Like many, many families in Britain we, too, have our war heroes and we remember them. There's nothing wrong with Christians remembering their war dead, but there is something twisted about solidly excluding the great majority of war dead, especially other Christians.

Little is known for certain about his service. He never talked to anyone about it, so much is inference and gossip. It seems certain that he was a commando, and was missing behind enemy lines for a month. He lived off the land. A constant reminder was that Jimmy, a staff sergeant, had been personally decorated by General de Gaule with the Croix de Guerre. We all honoured his memory like others do for their loved ones.

In discussing it with other volunteers not associated with the church it emerged that no one had noticed how tribal it was in Britain. We suggested that perhaps it applied to the rest of the world by implication, but there was nothing implicit about it. There was not the tiniest mention. Then we wondered if there were similar days in other countries. Even then it was not the Christian way to exclude 99% of the war dead. Jesus went off into some place which was the land of the gentiles and this is to symbolise that Christianity knew no borders; but we do.

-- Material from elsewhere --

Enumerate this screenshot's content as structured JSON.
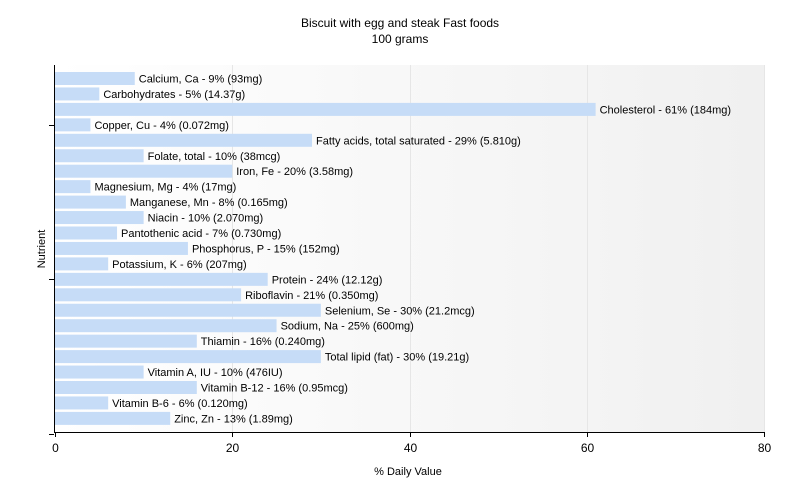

We honour the war dead from WWII but only those within this sceptered isle.

In one sense it would be understandable if Russia, having lost 20M, gave us a cold shoulder for only losing 300,000.

Back to that Sunday three years ago, I had been told by a lovely dotty old lady that Remembrence Sunday was to celebrate that Britain won the war. "Aren't you proud to be British" she asked me?

She was very sincere about it. No one, certainly not the parish clergy, had ever told her the truth about the dead from WWII. She believed in the Britain of the Napoleonic wars. Who could blame her; she was very old and the revered clergy led her and all the others out of the church to the outside war memorial? As they paraded they sang the British National Anthem.

It was no less tribal than the Mau-Mau, or the congolese, or the Serbs in Bosnia. Far from Britain winning the war all on her own, less than 1% of the war dead were British. But there was never any mention that others were involved. The dotty old lady had no grounds for thinking that we were were bit players in the war. The 99% that had been air brushed out of the Remembrance were from such countries as America, Australia, Belgium, Brasil, Canada, China, Germany, Holland, India, Italy, Japan, New Zealand, Russia and even more bit players.

The attitude of the parishioners is all the more baffling because many of them have an astonishingly strong faith.

All the suffering of these nations counts for nothing in our eyes, not even a cursory mention. This is an uncomfortable truth for our Church. But true it really is, and it is far too serious to be swept under the carpet. The distilled essence of the matter is that we honour the dead who were born with British birth certificates and never those without the requisite certificate. I find it difficult to understand how a Christian faith like ours can honour our dead to the total exclusion of any other Christians. There were Christians who died in Poland, Russia, Italy, Germany, France, Belgium, Norway, America, Canada, and Greece. We give them a cold shoulder on Remembrance Day.

I have tried to remind members of the congregation that we owe a Cristian debt to those Christians, but it only resulted in a sudden surge of indifference. Nothing changed. There is no mechanism for correcting deviations.

It is an outrageous scandal for those who sacrificed their lives to win the war and who were from overseas.

To the right of this article I have placed an extract from November's parish magazine. Nowhere does it mention the 20M Russian dead, or anybody else. I have snipped out the names involved to prevent embarassment. For the most part they are people that I know well and I would not want to upset them. Even so, this issue is too serious to be glossed over. For a Christian Church to behave like this is difficult to swallow.

There is no excuse for ignorance, most of the ones who "keep up appearances" are well aware of the issue but they don't care a great deal.